Cheat! Fornicator! Wife-lover (Yeah, that is an insult in our democracy), Wife-abandoner! Embezzler! Antique thief! History-sheeter! Murderer! The epithets are hurled fast and furious — to be beamed instantly into our living rooms, tweeted and retweeted frenetically, till everyone has been fish-slapped with the half-truths. A half-truth may be a whole lie but who cares when contemptuous phrases make for great sound-bites. Long sentences are not TV-friendly. They don’t even fit into 140 characters at Twitter. Pithy falsehoods rule the roost. Who has the time and patience for a 30-minute sit down interview where a politician explains his party’s policies and programmes?
How much does a girl friend cost?

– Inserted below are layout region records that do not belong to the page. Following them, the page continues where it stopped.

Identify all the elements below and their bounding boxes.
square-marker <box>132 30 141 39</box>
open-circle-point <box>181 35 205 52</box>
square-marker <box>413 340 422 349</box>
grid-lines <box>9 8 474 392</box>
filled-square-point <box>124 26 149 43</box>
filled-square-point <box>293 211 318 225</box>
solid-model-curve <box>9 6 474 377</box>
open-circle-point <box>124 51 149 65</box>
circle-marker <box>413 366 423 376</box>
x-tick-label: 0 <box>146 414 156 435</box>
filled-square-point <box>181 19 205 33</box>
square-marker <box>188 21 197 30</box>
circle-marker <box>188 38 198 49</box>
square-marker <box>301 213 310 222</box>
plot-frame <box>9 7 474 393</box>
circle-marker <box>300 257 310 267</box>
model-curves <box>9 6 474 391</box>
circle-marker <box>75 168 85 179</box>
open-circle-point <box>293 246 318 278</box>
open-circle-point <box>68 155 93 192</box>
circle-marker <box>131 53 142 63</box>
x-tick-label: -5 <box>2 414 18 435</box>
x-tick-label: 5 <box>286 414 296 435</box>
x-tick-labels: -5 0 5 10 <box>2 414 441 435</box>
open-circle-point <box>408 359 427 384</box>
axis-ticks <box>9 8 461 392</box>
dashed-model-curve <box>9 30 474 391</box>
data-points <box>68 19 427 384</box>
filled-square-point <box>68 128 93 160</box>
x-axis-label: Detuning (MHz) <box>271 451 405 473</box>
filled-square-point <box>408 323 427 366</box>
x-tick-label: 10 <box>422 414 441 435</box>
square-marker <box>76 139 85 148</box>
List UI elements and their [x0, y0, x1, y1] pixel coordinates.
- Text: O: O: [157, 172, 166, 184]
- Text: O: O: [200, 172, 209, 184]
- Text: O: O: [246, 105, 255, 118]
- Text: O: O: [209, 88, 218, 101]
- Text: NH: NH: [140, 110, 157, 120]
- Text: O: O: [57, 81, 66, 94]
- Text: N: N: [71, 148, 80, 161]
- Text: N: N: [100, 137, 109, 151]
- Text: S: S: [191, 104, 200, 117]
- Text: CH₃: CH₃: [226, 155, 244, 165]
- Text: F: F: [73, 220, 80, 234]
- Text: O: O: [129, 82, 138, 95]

Why did you leave your child bride? Who stole money from the disabled? Who ate up funds from a mid-day meal scheme for the poor? Who stole land from farmers? More than the questions, it is anger, cynicism and malevolence that are directed at the opponents by our eyeball hogging leaders.
The net result is confusion. Is Gujarat one of the most developed states or not? Depending on the publication one reads or the website/twitter handle you click on, you get a radically different opinion. Supported by facts and figures to match. Which son-in-law made more money during which regime: again choose your TV network to get the most ‘accurate’ information? Because it will run the sound-bites of politicians who rattle off random figures along with names of companies who benefited from sweetheart deals.
Do news organisations fact check? How many have the resources to do it? Cash strapped as they are, news channels and publications have neither the resources nor trained staff to verify information thrown up at a frenetic pace by politicians and activists. The result is a compromise. Most editors presume that it is mildly unbiased reporting if they give almost equal airtime to both sides. So what actually happens is that we are given two sound-bites or two paragraphs for each side. It is then left to the news-consumer to comprehend the nuances of the accusations. By then, she is already saturated and tired of all the venom spewing to pay any attention.
Politicians now match sting operations by the media with their own counter-sting operations. ‘If you can’t beat them, join them’ is the mantra. These stings show us for how compromised the media — it is easy to tar everyone in the media with the same dirty brush — has become. Instead of checking the establishment by keeping it on its toes, the media is in bed with them, perpetuating and parroting, yes you guessed it, their sound-bites. The damage caused is irreparable.
The bureaucrats around our leaders are equally to blame. They shield their bosses from the media, selectively picking only those reporters who won’t ask critical questions. Some of our elected and selected leaders have stopped meeting the press altogether. They brazenly boast about this to the media. See we can do even without you.
The credibility of the media and the political class has suffered massively in the last two years. It is not surprising that most people actually now believe in the self-defeating but fallacious aphorism: ‘sab chor hain’ (everybody is a thief). The prophets of doom of India Against Corruption are feeding off this fear-psychosis which has benumbed us. They hope to win votes where a cynical electorate rejects all tried options and chooses an untried person or party -- one which has not yet had the chance to make mistakes because it has not had the chance to rule.